RIYAD: Les systèmes de défense aérienne de l'Arabie saoudite ont intercepté des vagues de drones et de missiles balistiques tirés sur le Royaume mercredi.

Un drone a été intercepté et détruit alors qu'il s'approchait du quartier diplomatique de Riyad, a déclaré un porte-parole du ministère de la défense vers midi.

Vers 19h30, le ministère a déclaré que les défenses aériennes traitaient une menace balistique à Riyad.

Plus tôt, un missile balistique lancé vers le gouvernorat d'Al-Kharj a été abattu et les débris de l'interception sont tombés près de la base aérienne Prince Sultan "sans causer de dommages", a déclaré un porte-parole.

Deux autres missiles balistiques lancés vers la province orientale ont été interceptés et détruits dans la soirée.
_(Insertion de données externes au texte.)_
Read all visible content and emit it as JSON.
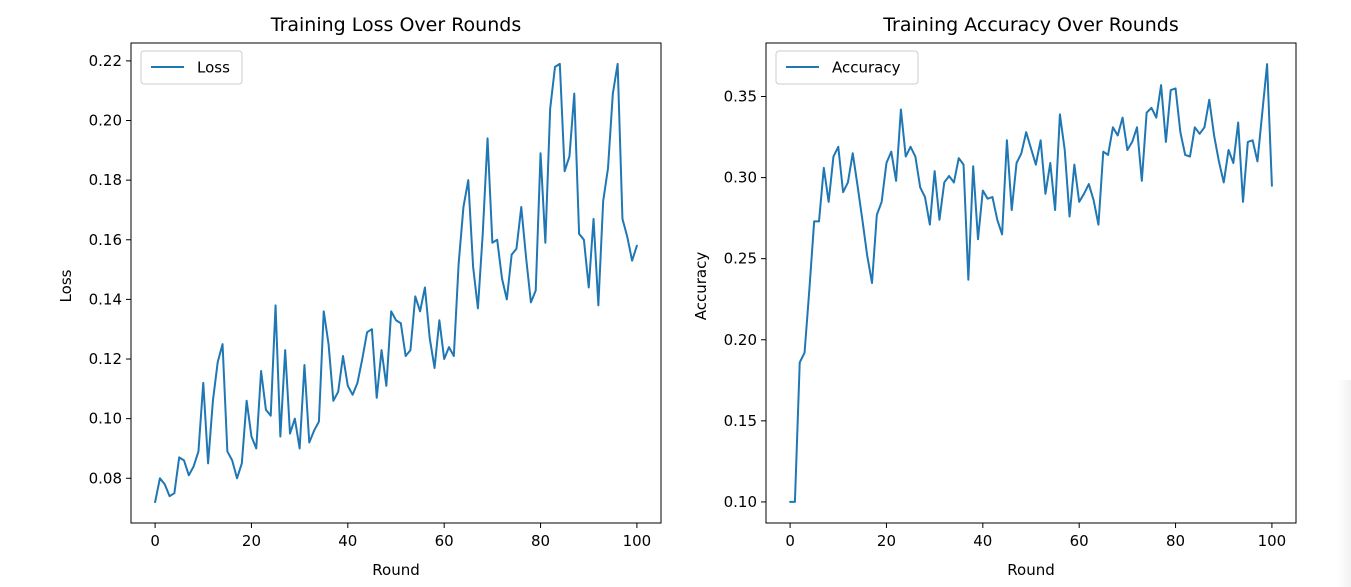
{
  "chart_data": [
    {
      "type": "line",
      "title": "Training Loss Over Rounds",
      "xlabel": "Round",
      "ylabel": "Loss",
      "xlim": [
        -5,
        105
      ],
      "ylim": [
        0.065,
        0.226
      ],
      "xticks": [
        0,
        20,
        40,
        60,
        80,
        100
      ],
      "xtick_labels": [
        "0",
        "20",
        "40",
        "60",
        "80",
        "100"
      ],
      "yticks": [
        0.08,
        0.1,
        0.12,
        0.14,
        0.16,
        0.18,
        0.2,
        0.22
      ],
      "ytick_labels": [
        "0.08",
        "0.10",
        "0.12",
        "0.14",
        "0.16",
        "0.18",
        "0.20",
        "0.22"
      ],
      "grid": false,
      "legend": "upper-left",
      "series": [
        {
          "name": "Loss",
          "color": "#1f77b4",
          "x": [
            0,
            1,
            2,
            3,
            4,
            5,
            6,
            7,
            8,
            9,
            10,
            11,
            12,
            13,
            14,
            15,
            16,
            17,
            18,
            19,
            20,
            21,
            22,
            23,
            24,
            25,
            26,
            27,
            28,
            29,
            30,
            31,
            32,
            33,
            34,
            35,
            36,
            37,
            38,
            39,
            40,
            41,
            42,
            43,
            44,
            45,
            46,
            47,
            48,
            49,
            50,
            51,
            52,
            53,
            54,
            55,
            56,
            57,
            58,
            59,
            60,
            61,
            62,
            63,
            64,
            65,
            66,
            67,
            68,
            69,
            70,
            71,
            72,
            73,
            74,
            75,
            76,
            77,
            78,
            79,
            80,
            81,
            82,
            83,
            84,
            85,
            86,
            87,
            88,
            89,
            90,
            91,
            92,
            93,
            94,
            95,
            96,
            97,
            98,
            99,
            100
          ],
          "y": [
            0.072,
            0.08,
            0.078,
            0.074,
            0.075,
            0.087,
            0.086,
            0.081,
            0.084,
            0.089,
            0.112,
            0.085,
            0.106,
            0.119,
            0.125,
            0.089,
            0.086,
            0.08,
            0.085,
            0.106,
            0.094,
            0.09,
            0.116,
            0.103,
            0.101,
            0.138,
            0.094,
            0.123,
            0.095,
            0.1,
            0.09,
            0.118,
            0.092,
            0.096,
            0.099,
            0.136,
            0.125,
            0.106,
            0.109,
            0.121,
            0.111,
            0.108,
            0.112,
            0.12,
            0.129,
            0.13,
            0.107,
            0.123,
            0.111,
            0.136,
            0.133,
            0.132,
            0.121,
            0.123,
            0.141,
            0.136,
            0.144,
            0.127,
            0.117,
            0.133,
            0.12,
            0.124,
            0.121,
            0.152,
            0.171,
            0.18,
            0.151,
            0.137,
            0.162,
            0.194,
            0.159,
            0.16,
            0.147,
            0.14,
            0.155,
            0.157,
            0.171,
            0.154,
            0.139,
            0.143,
            0.189,
            0.159,
            0.204,
            0.218,
            0.219,
            0.183,
            0.188,
            0.209,
            0.162,
            0.16,
            0.144,
            0.167,
            0.138,
            0.173,
            0.184,
            0.209,
            0.219,
            0.167,
            0.161,
            0.153,
            0.158
          ]
        }
      ]
    },
    {
      "type": "line",
      "title": "Training Accuracy Over Rounds",
      "xlabel": "Round",
      "ylabel": "Accuracy",
      "xlim": [
        -5,
        105
      ],
      "ylim": [
        0.087,
        0.383
      ],
      "xticks": [
        0,
        20,
        40,
        60,
        80,
        100
      ],
      "xtick_labels": [
        "0",
        "20",
        "40",
        "60",
        "80",
        "100"
      ],
      "yticks": [
        0.1,
        0.15,
        0.2,
        0.25,
        0.3,
        0.35
      ],
      "ytick_labels": [
        "0.10",
        "0.15",
        "0.20",
        "0.25",
        "0.30",
        "0.35"
      ],
      "grid": false,
      "legend": "upper-left",
      "series": [
        {
          "name": "Accuracy",
          "color": "#1f77b4",
          "x": [
            0,
            1,
            2,
            3,
            4,
            5,
            6,
            7,
            8,
            9,
            10,
            11,
            12,
            13,
            14,
            15,
            16,
            17,
            18,
            19,
            20,
            21,
            22,
            23,
            24,
            25,
            26,
            27,
            28,
            29,
            30,
            31,
            32,
            33,
            34,
            35,
            36,
            37,
            38,
            39,
            40,
            41,
            42,
            43,
            44,
            45,
            46,
            47,
            48,
            49,
            50,
            51,
            52,
            53,
            54,
            55,
            56,
            57,
            58,
            59,
            60,
            61,
            62,
            63,
            64,
            65,
            66,
            67,
            68,
            69,
            70,
            71,
            72,
            73,
            74,
            75,
            76,
            77,
            78,
            79,
            80,
            81,
            82,
            83,
            84,
            85,
            86,
            87,
            88,
            89,
            90,
            91,
            92,
            93,
            94,
            95,
            96,
            97,
            98,
            99,
            100
          ],
          "y": [
            0.1,
            0.1,
            0.186,
            0.192,
            0.231,
            0.273,
            0.273,
            0.306,
            0.285,
            0.313,
            0.319,
            0.291,
            0.297,
            0.315,
            0.295,
            0.274,
            0.252,
            0.235,
            0.277,
            0.285,
            0.309,
            0.316,
            0.298,
            0.342,
            0.313,
            0.319,
            0.313,
            0.294,
            0.288,
            0.271,
            0.304,
            0.274,
            0.297,
            0.301,
            0.297,
            0.312,
            0.308,
            0.237,
            0.307,
            0.262,
            0.292,
            0.287,
            0.288,
            0.274,
            0.265,
            0.323,
            0.28,
            0.309,
            0.315,
            0.328,
            0.318,
            0.308,
            0.323,
            0.29,
            0.309,
            0.28,
            0.339,
            0.317,
            0.276,
            0.308,
            0.285,
            0.29,
            0.296,
            0.286,
            0.271,
            0.316,
            0.314,
            0.331,
            0.326,
            0.337,
            0.317,
            0.322,
            0.331,
            0.298,
            0.34,
            0.343,
            0.337,
            0.357,
            0.322,
            0.354,
            0.355,
            0.328,
            0.314,
            0.313,
            0.331,
            0.327,
            0.331,
            0.348,
            0.326,
            0.31,
            0.297,
            0.317,
            0.309,
            0.334,
            0.285,
            0.322,
            0.323,
            0.31,
            0.34,
            0.37,
            0.295
          ]
        }
      ]
    }
  ]
}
Le ministère a fait état de neuf drones ciblant la même région depuis minuit heure locale.

Les attaques contre l'Arabie saoudite s'inscrivent dans le cadre d'une nouvelle journée de tentatives iraniennes de frapper les pays du Golfe.

Aux Émirats arabes unis, le ministère de la défense a déclaré avoir abattu 13 missiles balistiques et 27 drones lancés depuis l'Iran mercredi.

De fortes détonations ont été entendues au-dessus de Dubaï dans la matinée.

Les Émirats ont également cité les six victimes civiles des attaques iraniennes depuis le début du conflit, le 28 février.

Il s'agit notamment de la Palestinienne Alaa Mushtaha, qui a été tuée lundi à Abou Dhabi lorsqu'un missile est tombé sur sa voiture. Ses funérailles ont eu lieu mardi soir, ont rapporté les médias locaux.

Le ministre des affaires étrangères, Sheikh Abdullah, a exprimé mercredi ses "sincères condoléances et sa profonde sympathie aux familles des victimes des attaques terroristes non provoquées de l'Iran contre les Émirats arabes unis".

Il a condamné les attaques de missiles et de drones iraniens visant des infrastructures civiles essentielles, des aéroports, des zones résidentielles et des sites civils dans l'ensemble des Émirats arabes unis.

Le Qatar et le Koweït ont également signalé avoir intercepté des attaques de drones mercredi.